Film Review: Asteroid City
By Joseph Beyer | July 8, 2023
While the conventions of a play within a play or a film within a film are well known and explored, Wes Anderson’s delightful desert romp Asteroid City is neither, but instead, something new. A film within a play? A Greek tragedy within a government amusement park? An allegory within a slideshow?
Whatever else it may be, Asteroid City is a moving image marvel that will deliver all the feels for fans of Anderson’s offbeat storytelling style. (For those unfamiliar with his fairy-tale flare for patter and dialogue, short interstitial scenes, and supersaturated visuals, the film could feel impenetrable.)
Asteroid City begins and ends with a chorus of sorts and a voice-of-God narrator in Bryan Cranston, who brings a nostalgic Our Town colloquialism to his role guiding the exposition and narrative along. We learn quickly we are watching a production—a fantasy and perhaps the private inner world where the script’s writer and characters merge together. Edward Norton plays the playwright Conrad Earp, who is crafting this tale as it plays out in front of our eyes and who could possibly be Anderson or his screenwriting partner Roman Coppola’s alter ego if you’d like to go there.
The bizarro collection of characters centers around a soft-spoken war photographer Augie Steenbeck (played with quiet gusto by Jason Schwartzman), who arrives in Asteroid City due to car trouble only to be held there against his will. Complicating matters, the photographer who confronts death on a daily basis struggles to find a way to explain his wife’s recent passing to his young children.

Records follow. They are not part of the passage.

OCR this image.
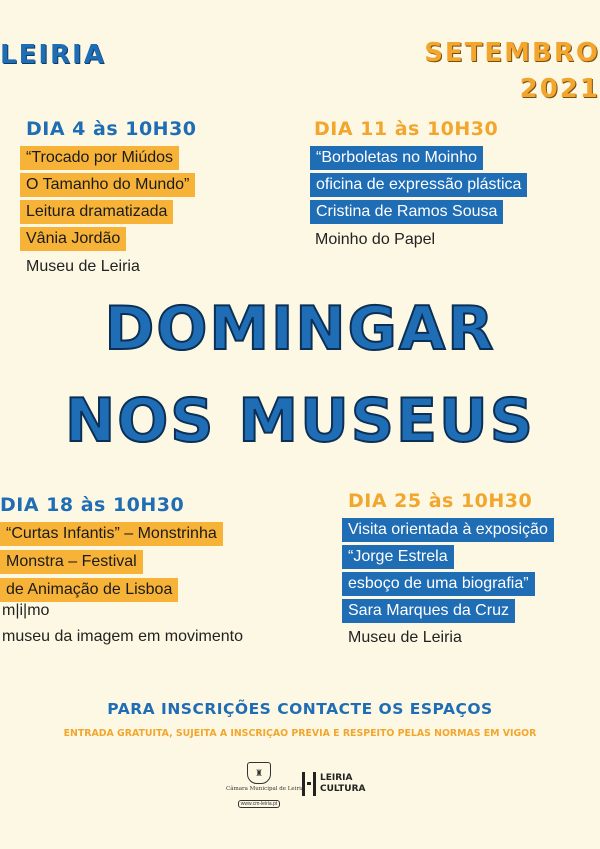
LEIRIA	SETEMBRO
2021
DIA 4 às 10H30
“Trocado por Miúdos
O Tamanho do Mundo”
Leitura dramatizada
Vânia Jordão
Museu de Leiria
DIA 11 às 10H30
“Borboletas no Moinho
oficina de expressão plástica
Cristina de Ramos Sousa
Moinho do Papel
DOMINGAR
NOS MUSEUS
DIA 18 às 10H30
“Curtas Infantis” – Monstrinha
Monstra – Festival
de Animação de Lisboa
m|i|mo
museu da imagem em movimento
DIA 25 às 10H30
Visita orientada à exposição
“Jorge Estrela
esboço de uma biografia”
Sara Marques da Cruz
Museu de Leiria
PARA INSCRIÇÕES CONTACTE OS ESPAÇOS
ENTRADA GRATUITA, SUJEITA A INSCRIÇÃO PRÉVIA E RESPEITO PELAS NORMAS EM VIGOR
♜
Câmara Municipal de Leiria
www.cm-leiria.pt
LEIRIA
CULTURA
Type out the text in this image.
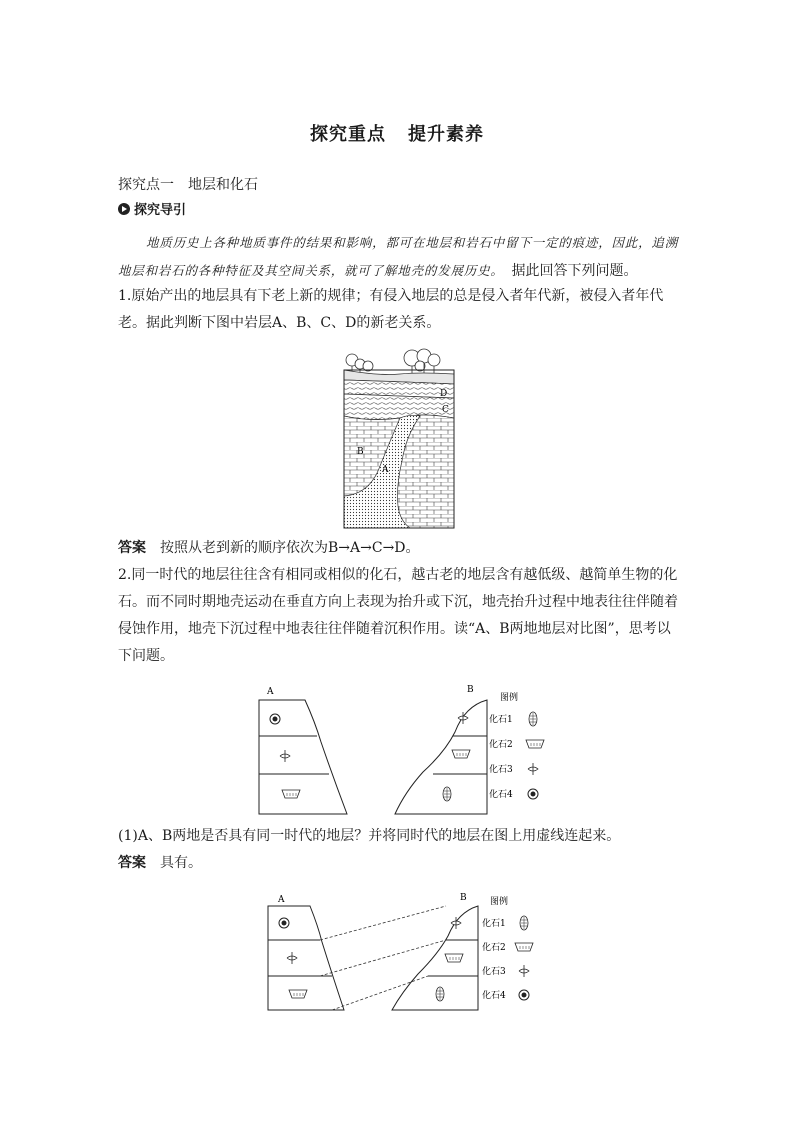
探究重点 提升素养
探究点一　地层和化石
探究导引
地质历史上各种地质事件的结果和影响，都可在地层和岩石中留下一定的痕迹，因此，追溯地层和岩石的各种特征及其空间关系，就可了解地壳的发展历史。　 据此回答下列问题。
1.原始产出的地层具有下老上新的规律；有侵入地层的总是侵入者年代新，被侵入者年代老。据此判断下图中岩层A、B、C、D的新老关系。
D
C
B
A
答案 按照从老到新的顺序依次为B→A→C→D。
2.同一时代的地层往往含有相同或相似的化石，越古老的地层含有越低级、越简单生物的化石。而不同时期地壳运动在垂直方向上表现为抬升或下沉，地壳抬升过程中地表往往伴随着侵蚀作用，地壳下沉过程中地表往往伴随着沉积作用。读“A、B两地地层对比图”，思考以下问题。
A	B
图例
化石1
化石2
化石3
化石4
(1)A、B两地是否具有同一时代的地层？并将同时代的地层在图上用虚线连起来。
答案 具有。
A	B	图例
化石1
化石2
化石3
化石4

The Steenbecks and others have all gathered in Asteroid City for the annual Junior Space Cadet convention, a science-meets-scouting event that pairs genius teenagers together with a government eager to tap into and exploit their discoveries. The convention features a central competition of ideas, eclipse watching, and the occasional thermo-nuclear blast safely in the distance.
Anderson controls it all in a series of acts and scenes that give him the structure to quickly bounce around and explore all his fascinating storylines, of which there are many. As he has in the past, the director manages to find enough threads to tie everything together in the end and leave you haunted by a bittersweet experience of sorrow and joy.
The famous ensemble includes celebrity standout Jeffrey Wright as General Gibson, a five-star military man who delivers modern space directives to the convention audience with the same spirit and vigor as Pershing on the Western Front. Equally entrancing is Scarlett Johansson as the wayward starlet Midge Campbell, who develops intimate friendships with strangers using only her magnetic melancholy from across a window.
Adding to the fun are Tom Hanks as a wealthy snowbird; Tilda Swinton as an astronomer fascinated with the cosmos; Hope Davis and Liev Schreiber as guests of the resort dependably seen near the vending machines for cocktails and real estate; Steve Carell as the motel manager; and Matt Dillon as the dreaded mechanic who always has bad news for the stranded.
I refuse to reveal one of the film’s best surprises, except to say it involves actor Jeff Goldblum hidden in plain sight.
And finally, the rockabilly vintage soundtrack scores Asteroid City perfectly for a road trip through humanity so enticing, you won’t want to miss a mile of it.